/ 14 October 2022

Zuma turns to Concourt in bid for acquittal

Safrica Corruption Politics Zuma
Former president Jacob Zuma. (EMMANUEL CROSET/AFP via Getty Images)

Former president Jacob Zuma has approached the constitutional court for leave to appeal the dismissal of his special plea alleging that advocate Billy Downer lacked the standing to prosecute him in the arms deal corruption case.

The application follows Zuma being denied leave to appeal by the high court and the supreme court of appeal. The president of the latter dismissed a reconsideration application, which Zuma then tried — unsuccessfully — to challenge in the apex court.

Zuma is due back in the Pietermaritzburg High Court on Monday, where the various applications to challenge trial judge Piet Koen’s dismissal of the plea have forced long postponements and probably have put paid to trial starting this year.

The plea was twofold. Zuma argued, in terms of section 106 (1)(h) of the Criminal Procedure Act, that Downer lacked title to prosecute him because he had abandoned impartiality.

His lawyers contended that if the court agreed with this, he then qualified for acquittal in terms of section 106(4) of the act.

Dismissing the plea, Koen said legal precedent was clear that complaints about lack of impartiality, whatever the grounds, do not affect the title to prosecute for the purposes of section 106 (1)(h). 

Precedent was equally fatal to part two of Zuma’s plea and his argument that should Downer be removed, acquittal must follow because the National Prosecuting Authority (NPA) as a whole was incompetent to pursue the graft charges against him.

In February, Koen said there was no reasonable prospect that Zuma would succeed on appeal and the appellate court concurred.

In his application to the constitutional court, Zuma insists that Koen misapplied the law and reiterates should he prove successful on appeal, he would be entitled to acquittal on the charges that have haunted him since 2007.

“This would have put an end to over 20 years of prosecutorial harassment in which a clear pattern of criminal acts adopted by Mr Downer and his fellow officials of the NPA was closely associated with my prosecution or investigation,” he claims in an affidavit signed on Thursday.

Zuma has since stepped up his attack on Downer by launching a private prosecution in which he purports to charge the veteran prosecutor with breach of section 41 of the National Prosecuting Act. 

He accuses Downer and journalist Karyn Maughan of disclosing documents in possession of the NPA without the permission of the national director of public prosecutions.
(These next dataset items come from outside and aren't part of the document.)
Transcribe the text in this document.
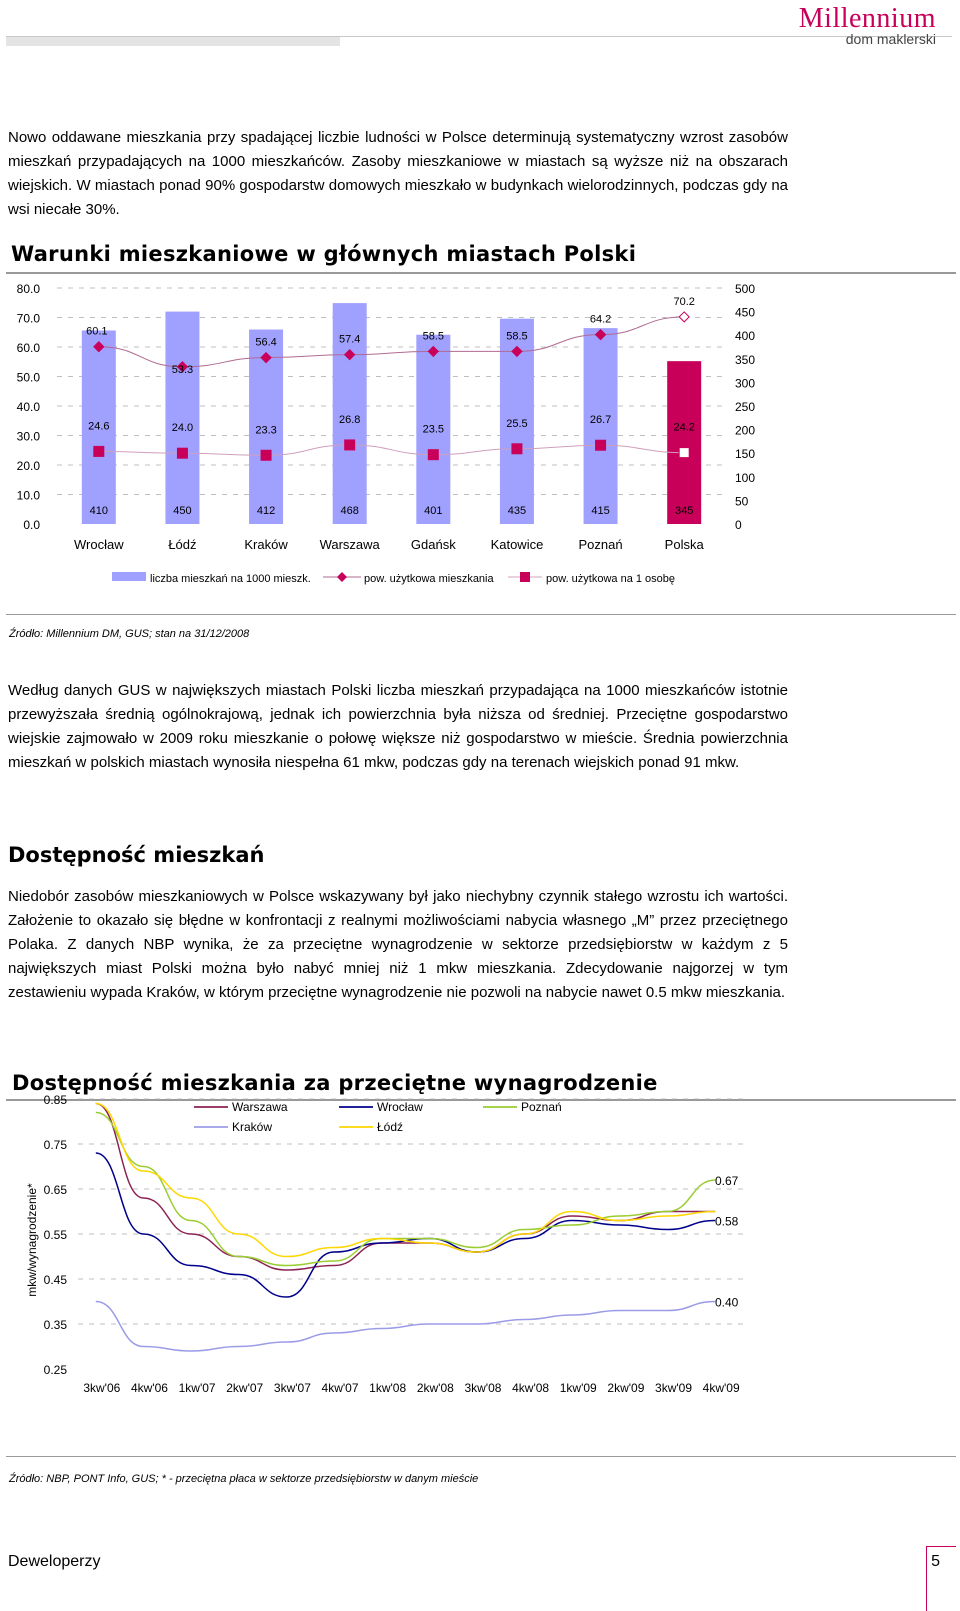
Millennium
dom maklerski
Nowo oddawane mieszkania przy spadającej liczbie ludności w Polsce determinują systematyczny wzrost zasobów mieszkań przypadających na 1000 mieszkańców. Zasoby mieszkaniowe w miastach są wyższe niż na obszarach wiejskich. W miastach ponad 90% gospodarstw domowych mieszkało w budynkach wielorodzinnych, podczas gdy na wsi niecałe 30%.
Warunki mieszkaniowe w głównych miastach Polski
80.0
70.0
60.0
50.0
40.0
30.0
20.0
10.0
0.0
500
450
400
350
300
250
200
150
100
50
0
410	450	412	468	401	435	415	345
60.1
53.3
56.4	57.4	58.5	58.5
64.2
70.2
24.6	24.0	23.3
26.8
23.5	25.5	26.7
24.2
Wrocław	Łódź	Kraków Warszawa Gdańsk	Katowice	Poznań	Polska
liczba mieszkań na 1000 mieszk.	pow. użytkowa mieszkania	pow. użytkowa na 1 osobę
Źródło: Millennium DM, GUS; stan na 31/12/2008
Według danych GUS w największych miastach Polski liczba mieszkań przypadająca na 1000 mieszkańców istotnie przewyższała średnią ogólnokrajową, jednak ich powierzchnia była niższa od średniej. Przeciętne gospodarstwo wiejskie zajmowało w 2009 roku mieszkanie o połowę większe niż gospodarstwo w mieście. Średnia powierzchnia mieszkań w polskich miastach wynosiła niespełna 61 mkw, podczas gdy na terenach wiejskich ponad 91 mkw.
Dostępność mieszkań
Niedobór zasobów mieszkaniowych w Polsce wskazywany był jako niechybny czynnik stałego wzrostu ich wartości. Założenie to okazało się błędne w konfrontacji z realnymi możliwościami nabycia własnego „M” przez przeciętnego Polaka. Z danych NBP wynika, że za przeciętne wynagrodzenie w sektorze przedsiębiorstw w każdym z 5 największych miast Polski można było nabyć mniej niż 1 mkw mieszkania. Zdecydowanie najgorzej w tym zestawieniu wypada Kraków, w którym przeciętne wynagrodzenie nie pozwoli na nabycie nawet 0.5 mkw mieszkania.
Dostępność mieszkania za przeciętne wynagrodzenie
0.85
0.75
0.65
0.55
0.45
0.35
0.25
mkw/wynagrodzenie*
3kw'06 4kw'06 1kw'07 2kw'07 3kw'07 4kw'07 1kw'08 2kw'08 3kw'08 4kw'08 1kw'09 2kw'09 3kw'09 4kw'09
0.67
0.58
0.40
Warszawa	Wrocław	Poznań
Kraków	Łódź
Źródło: NBP, PONT Info, GUS; * - przeciętna płaca w sektorze przedsiębiorstw w danym mieście
Deweloperzy	5
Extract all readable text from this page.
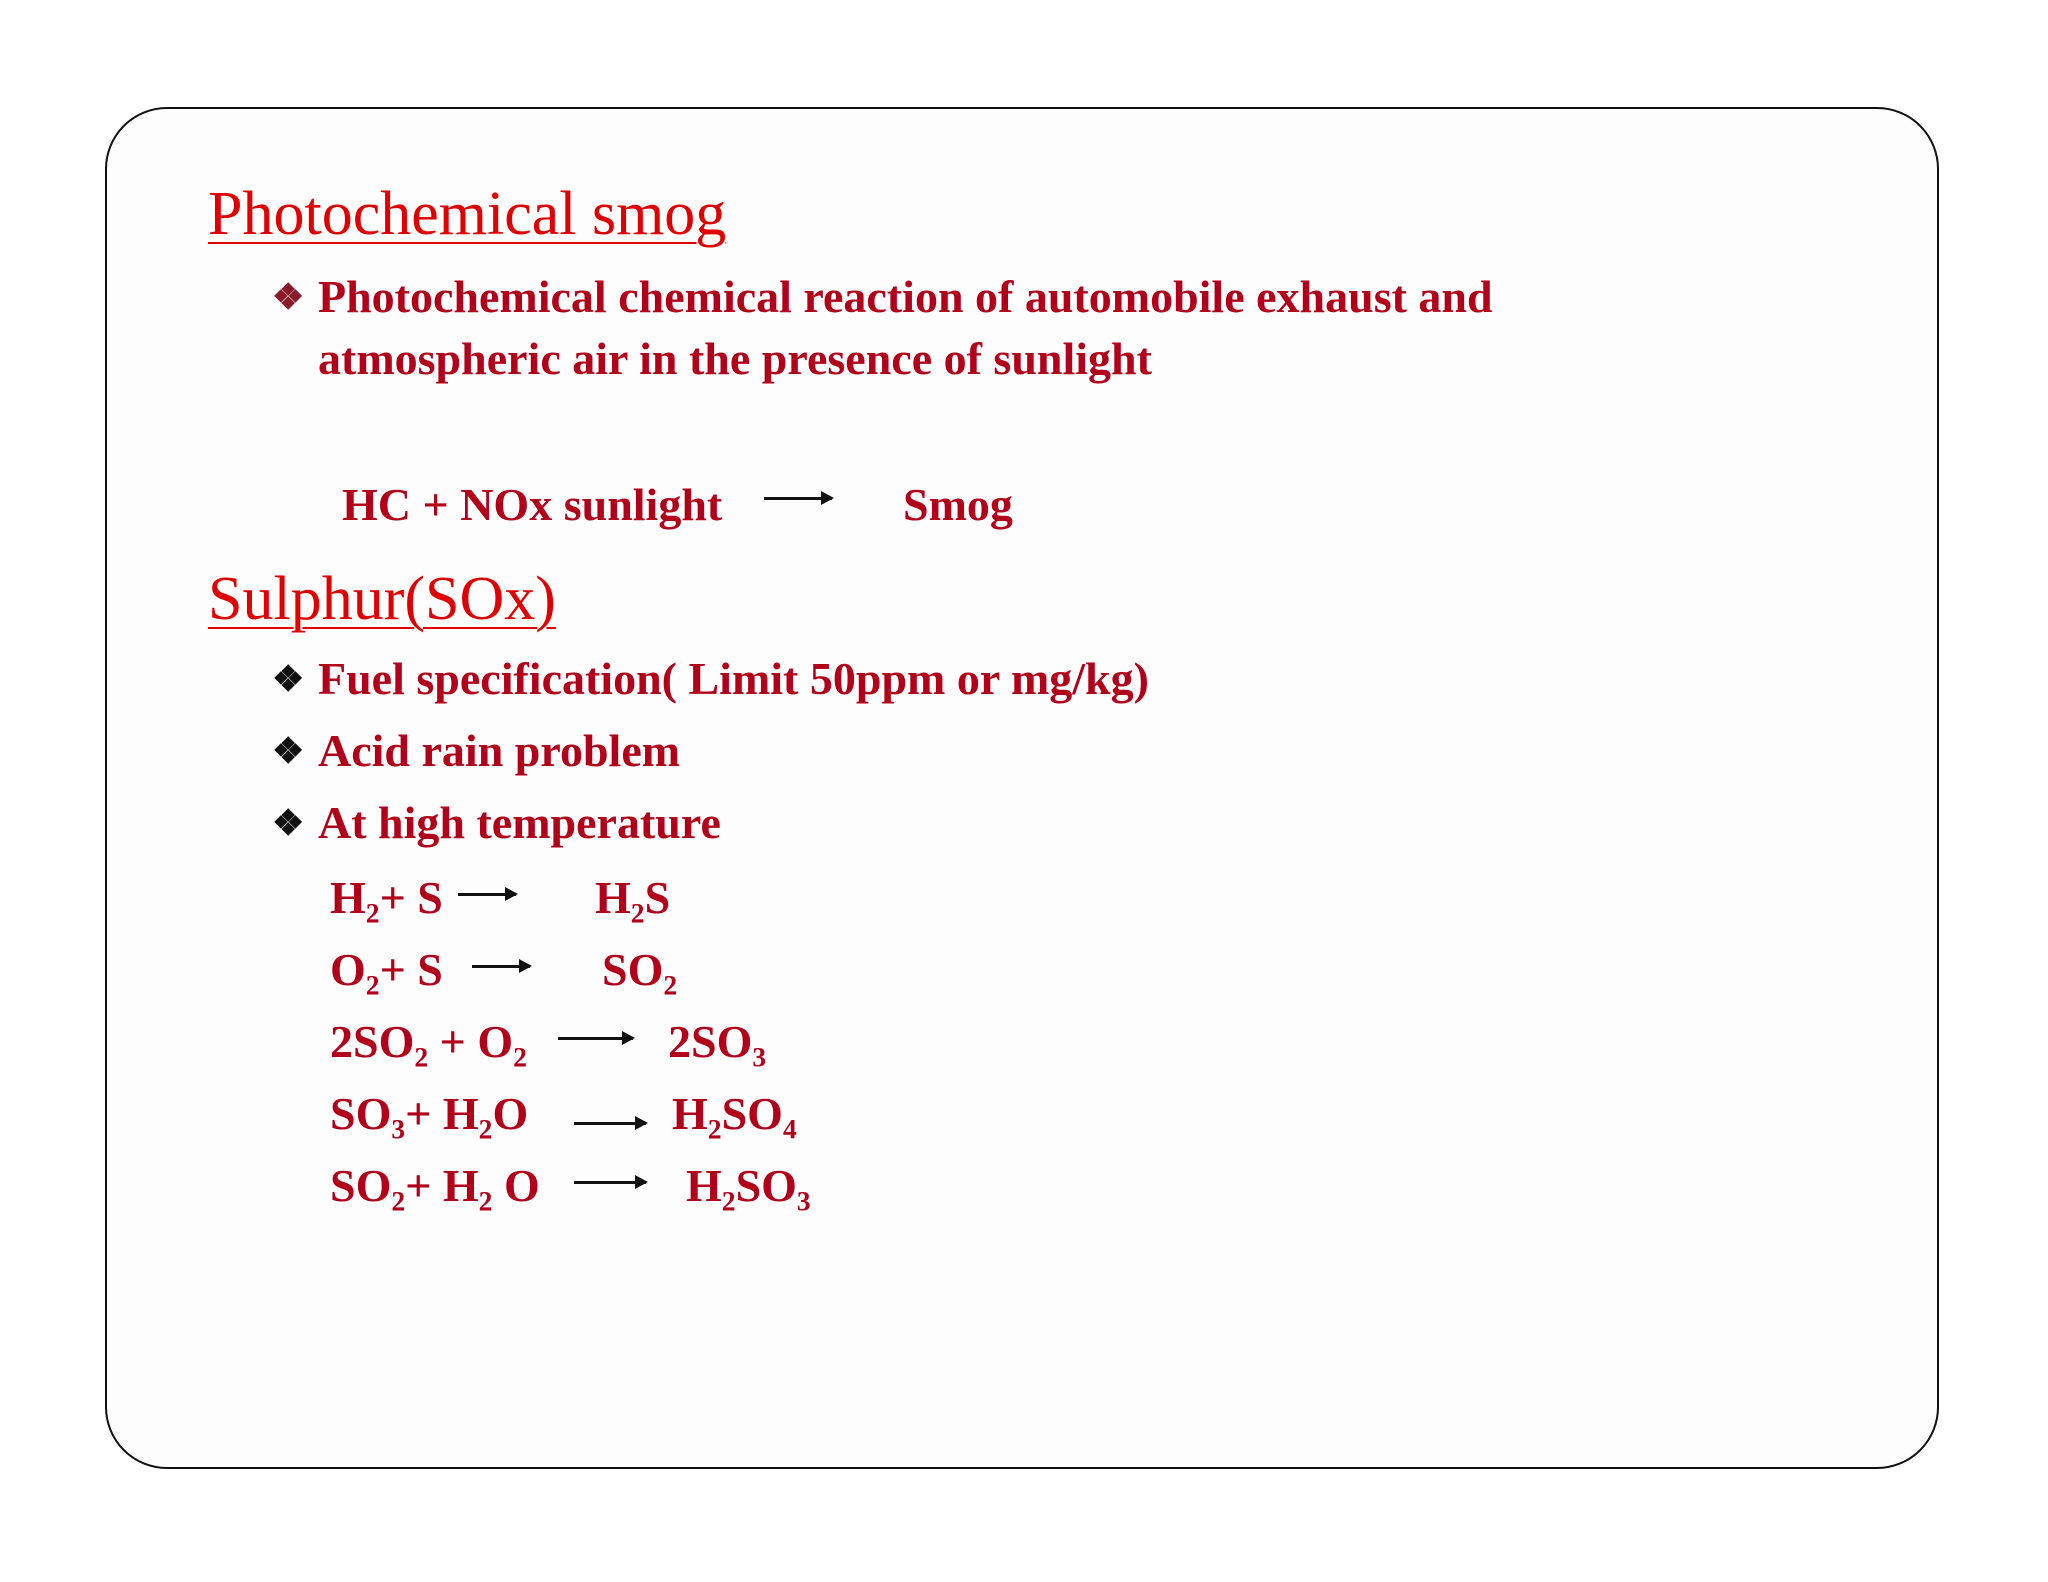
Photochemical smog
❖ Photochemical chemical reaction of automobile exhaust and
atmospheric air in the presence of sunlight
HC + NOx sunlight	Smog
Sulphur(SOx)
❖ Fuel specification( Limit 50ppm or mg/kg)
❖ Acid rain problem
❖ At high temperature
H₂+ S → H₂S
O₂+ S	SO₂
2SO₂ + O₂	2SO₃
SO₃+ H₂O	H₂SO₄
SO₂+ H₂ O	H₂SO₃
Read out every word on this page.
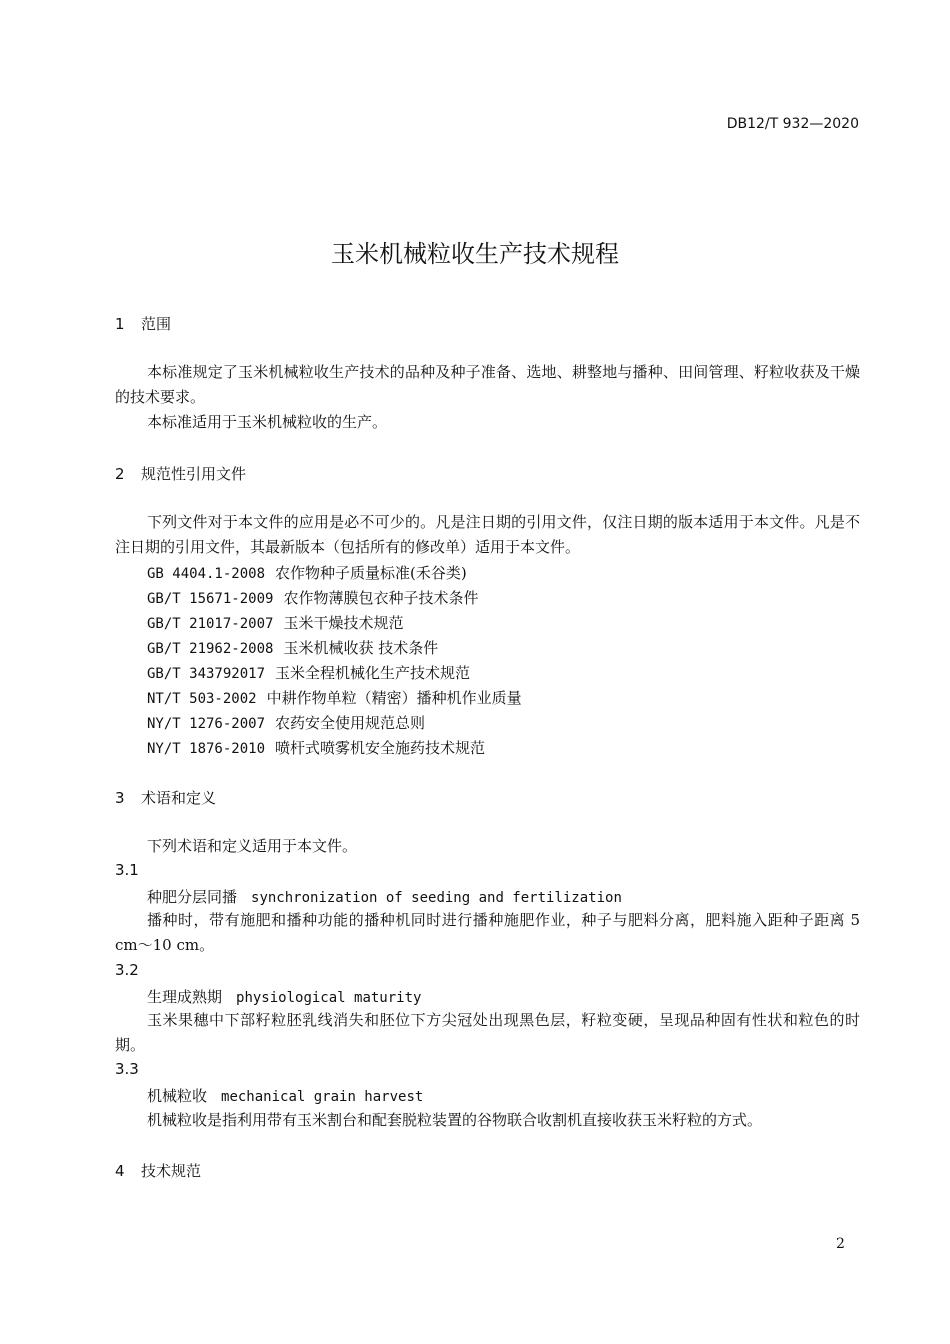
DB12/T 932—2020
玉米机械粒收生产技术规程
1 范围
本标准规定了玉米机械粒收生产技术的品种及种子准备、选地、耕整地与播种、田间管理、籽粒收获及干燥的技术要求。
本标准适用于玉米机械粒收的生产。
2 规范性引用文件
下列文件对于本文件的应用是必不可少的。凡是注日期的引用文件，仅注日期的版本适用于本文件。凡是不注日期的引用文件，其最新版本（包括所有的修改单）适用于本文件。
GB 4404.1-2008 农作物种子质量标准(禾谷类)
GB/T 15671-2009 农作物薄膜包衣种子技术条件
GB/T 21017-2007 玉米干燥技术规范
GB/T 21962-2008 玉米机械收获 技术条件
GB/T 343792017 玉米全程机械化生产技术规范
NT/T 503-2002 中耕作物单粒（精密）播种机作业质量
NY/T 1276-2007 农药安全使用规范总则
NY/T 1876-2010 喷杆式喷雾机安全施药技术规范
3 术语和定义
下列术语和定义适用于本文件。
3.1
种肥分层同播 synchronization of seeding and fertilization
播种时，带有施肥和播种功能的播种机同时进行播种施肥作业，种子与肥料分离，肥料施入距种子距离 5 cm～10 cm。
3.2
生理成熟期 physiological maturity
玉米果穗中下部籽粒胚乳线消失和胚位下方尖冠处出现黑色层，籽粒变硬，呈现品种固有性状和粒色的时期。
3.3
机械粒收 mechanical grain harvest
机械粒收是指利用带有玉米割台和配套脱粒装置的谷物联合收割机直接收获玉米籽粒的方式。
4 技术规范
2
At issue is a copy of an affidavit filed by Downer in response to an application from Zuma for a postponement in his corruption trial. 

Attached to the affidavit was a letter from a military doctor stating that the former president needed urgent treatment for an undisclosed ailment. But Zuma’s legal team had attached it to his own affidavit, without claiming confidentiality, and hence it became part of the public court record.

Legal opinion is that the case is as doomed as the special plea was.

In court papers, Downer said Zuma was abusing court process with a meritless prosecution in another bid to delay the trial where he faces 12 counts of fraud, one of racketeering, two of corruption and one of money laundering for allegedly taking bribes, via his former financial adviser Schabir Shaik, from French arms manufacturer Thales.